The employee also contends that he has sustained additional permanent partial disability since the time of the stipulation for settlement.  Dr. Wengler has rated the employee as having a 10% whole body impairment as a result of his work injury.  The employee’s permanency at the time of the stipulation for settlement was 5%.  Generally, a minor increase in an employee’s permanent partial disability rating does not demonstrate a substantial change in the employee’s condition.  Van Vickle v. Action Moving Servs., slip op. (W.C.C.A. Jan. 2, 1997).  We are not persuaded that an additional 5% represents a substantial increase in permanency.

Also, Dr. Wengler assigned the 10% rating prior to the employee’s June 2009 surgery. Subsequent to that surgery, Dr. Raih opined that it would be premature to rate permanency until the employee had fully recovered from that procedure.[2]

The employee’s primary argument is that he reasonably relied on the assurances of his doctor, prior to settlement, that he would not need further surgery and that he could continue to work as a carpenter.  The need for more extensive and costly medical care than initially contemplated is a factor to be considered.  However, the fact that the employee underwent surgery, standing alone, does not necessarily justify vacation of an award.  Miedema v. Brown Group, Inc., slip op. (W.C.C.A. Apr. 22, 1996).  And, while no additional surgery had been recommended at the time of the stipulation for settlement, the employee had been experiencing ongoing problems with his left shoulder at that time, and Dr.
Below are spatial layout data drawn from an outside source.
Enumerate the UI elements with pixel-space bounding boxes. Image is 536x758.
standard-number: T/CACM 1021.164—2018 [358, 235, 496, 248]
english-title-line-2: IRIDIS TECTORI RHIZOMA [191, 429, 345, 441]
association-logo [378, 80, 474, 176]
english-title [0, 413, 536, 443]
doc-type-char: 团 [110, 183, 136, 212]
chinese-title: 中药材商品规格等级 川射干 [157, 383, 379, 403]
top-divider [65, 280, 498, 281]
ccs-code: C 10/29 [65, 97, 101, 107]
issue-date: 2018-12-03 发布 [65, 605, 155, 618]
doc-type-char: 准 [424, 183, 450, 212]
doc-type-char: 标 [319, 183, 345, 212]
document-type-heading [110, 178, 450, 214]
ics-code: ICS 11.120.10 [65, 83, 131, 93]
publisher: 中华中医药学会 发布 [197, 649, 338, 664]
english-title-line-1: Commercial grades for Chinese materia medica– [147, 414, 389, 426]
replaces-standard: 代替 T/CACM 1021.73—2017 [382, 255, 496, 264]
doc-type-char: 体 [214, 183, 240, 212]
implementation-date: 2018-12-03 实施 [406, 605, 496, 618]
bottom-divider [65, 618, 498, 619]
Jennings had noted on June 9, 2004, and again on October 14, 2005, that surgery was not indicated “at this time,” suggesting that surgery might be indicated at some time in the future.[3]
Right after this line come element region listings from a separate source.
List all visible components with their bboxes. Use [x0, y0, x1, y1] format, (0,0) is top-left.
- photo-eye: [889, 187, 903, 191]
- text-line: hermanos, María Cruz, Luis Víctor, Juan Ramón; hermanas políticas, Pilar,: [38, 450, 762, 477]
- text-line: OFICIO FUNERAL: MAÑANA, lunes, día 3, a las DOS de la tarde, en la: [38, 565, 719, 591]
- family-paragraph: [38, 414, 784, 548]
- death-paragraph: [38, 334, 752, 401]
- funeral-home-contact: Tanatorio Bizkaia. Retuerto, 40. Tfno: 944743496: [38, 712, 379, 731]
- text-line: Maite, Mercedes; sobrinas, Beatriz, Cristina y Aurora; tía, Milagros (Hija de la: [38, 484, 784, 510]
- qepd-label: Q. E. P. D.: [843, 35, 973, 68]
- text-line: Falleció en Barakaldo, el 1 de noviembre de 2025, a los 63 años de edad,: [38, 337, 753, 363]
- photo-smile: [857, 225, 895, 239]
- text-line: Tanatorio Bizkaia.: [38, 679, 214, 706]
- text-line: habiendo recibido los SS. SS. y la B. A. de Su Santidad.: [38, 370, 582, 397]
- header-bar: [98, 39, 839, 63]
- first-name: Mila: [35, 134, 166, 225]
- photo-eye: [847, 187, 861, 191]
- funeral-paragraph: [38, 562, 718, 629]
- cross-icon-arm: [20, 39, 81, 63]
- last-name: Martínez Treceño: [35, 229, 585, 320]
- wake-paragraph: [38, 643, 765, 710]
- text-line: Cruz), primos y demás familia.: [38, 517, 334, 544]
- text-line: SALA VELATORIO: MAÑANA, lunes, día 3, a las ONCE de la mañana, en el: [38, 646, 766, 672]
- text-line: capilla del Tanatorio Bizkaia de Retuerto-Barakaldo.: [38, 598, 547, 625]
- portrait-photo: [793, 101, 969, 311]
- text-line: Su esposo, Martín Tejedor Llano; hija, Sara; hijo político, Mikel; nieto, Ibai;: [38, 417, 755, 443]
Finally, the employee points to the “relatively modest sum,” $77,600, for which his case was settled, as evidence that the parties did not intend to settle a claim “that will require retraining or could result in permanent total disability.”[4]  Again, we are not persuaded.  In the stipulation for settlement, the employee specifically claimed that, “as a result of his injuries, he has been precluded from returning to his pre-injury or other suitable gainful employment and is therefore entitled to rehabilitation and or retraining benefits, now and in the future.”  As such, the employee’s possible need for retraining was clearly contemplated at the time of the settlement.  Finally, the employee has submitted no evidence indicating that he is permanently and totally disabled.

We conclude that the employee has failed to establish a substantial change in his medical condition that was “clearly not anticipated and could not reasonably have been anticipated at the time of the award.”  We therefore deny the petition.



[1] We also note that the QRC records reflect that the employee was not working at the time of the stipulation for settlement.

[2] Although Dr. Raih opined that the 2002 work injury was not a substantial contributing cause of any change in the employee’s condition after the 2006 settlement, the employer and insurer admit causation for the purposes of this petition to vacate.

[3] We earlier discussed the evidence which established that Dr. Jennings had recommended a change in careers prior to the stipulation for settlement and the employee’s knowledge of that recommendation.

[4] The employee had a different attorney at the time of the stipulation for settlement.